Build your vocabulary with Merriam-Webster's Word of the Day! Each day a Merriam-Webster editor offers insight into a fascinating new word -- explaining its meaning, current use, and little-known details about its origin.
October 14th, 2016
Episode 677 of 797 episodes
Merriam-Webster's Word of the Day for October 14, 2016 is: nemesis \NEM-uh-siss\ noun 1 a : one that inflicts retribution or vengeance b : a formidable and usually victorious rival or opponent 2 a : an act or effect of retribution b : a source of harm or ruin : curse Examples: "My nemesis was a young woman who, at the end of the film, had the honour of sending me to my doom at the bottom of a well.
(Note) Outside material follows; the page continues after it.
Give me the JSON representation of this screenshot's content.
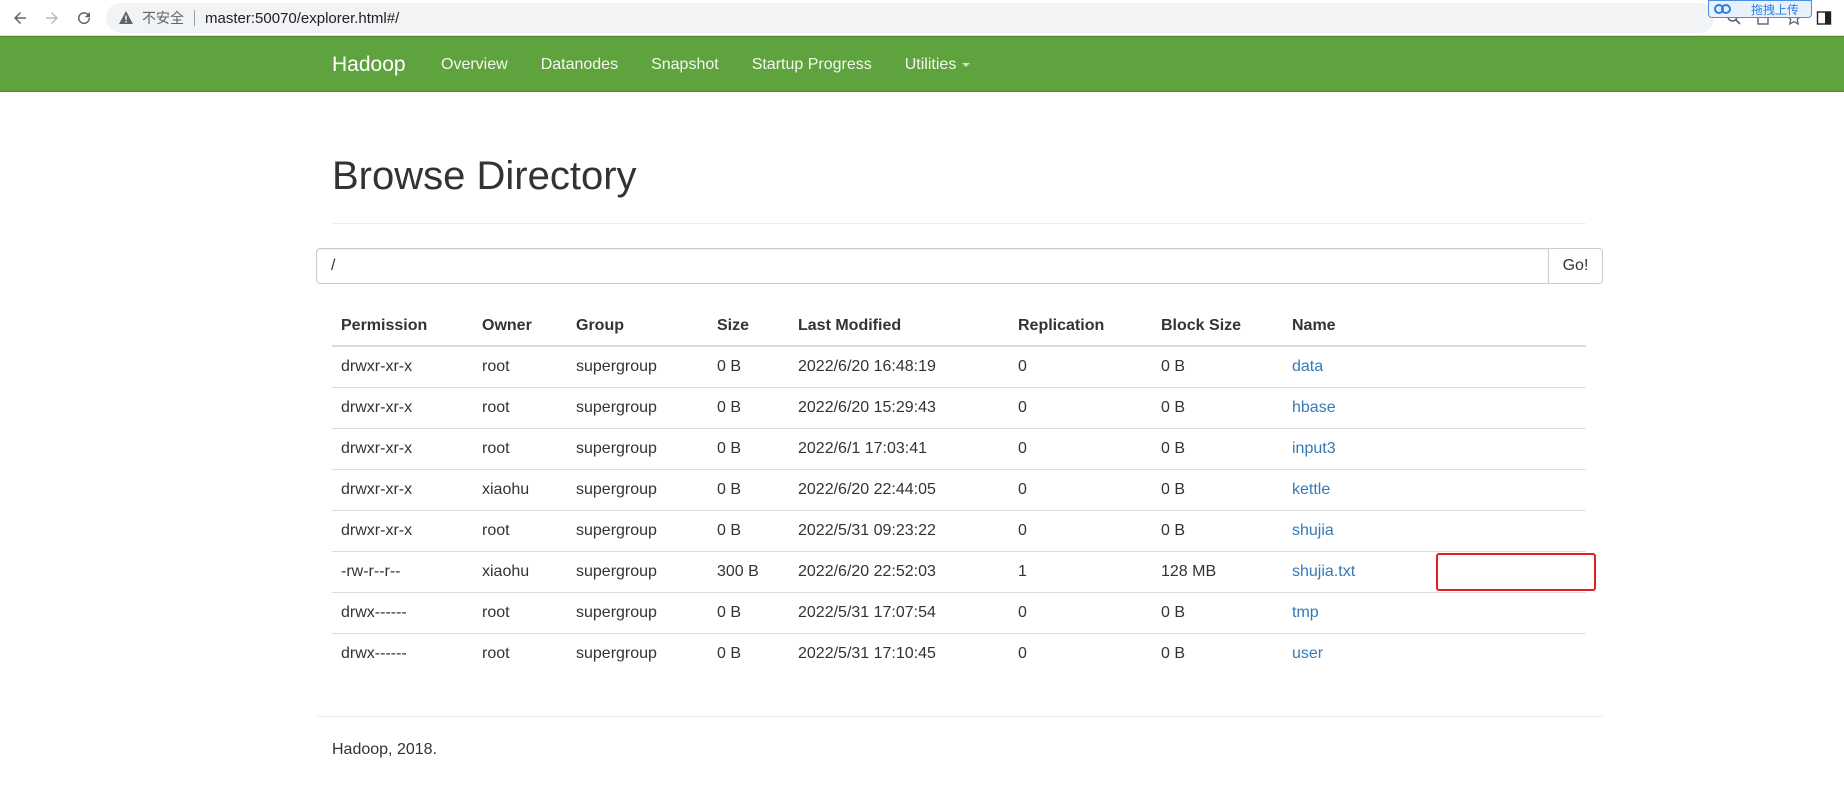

Her name meant nothing to me then: Jennifer Aniston." — Warwick Davis, Dailymail.com, 10 Apr. 2010 "The leaves were pale … and, upon closer inspection, the stems had small nibble marks on them. I immediately suspected slugs since they've been my nemesis in the past so I sprang into action." — Susan Mulvihill, The Spokesman Review (Spokane, Washington), 21 Aug. 2016 Did you know? Nemesis was the Greek goddess of vengeance, a deity who doled out rewards for noble acts and punishment for evil ones. The Greeks believed that Nemesis didn't always punish an offender immediately but might wait generations to avenge a crime. In English, nemesis originally referred to someone who brought a just retribution, but nowadays people are more likely to see animosity than justice in the actions of a nemesis.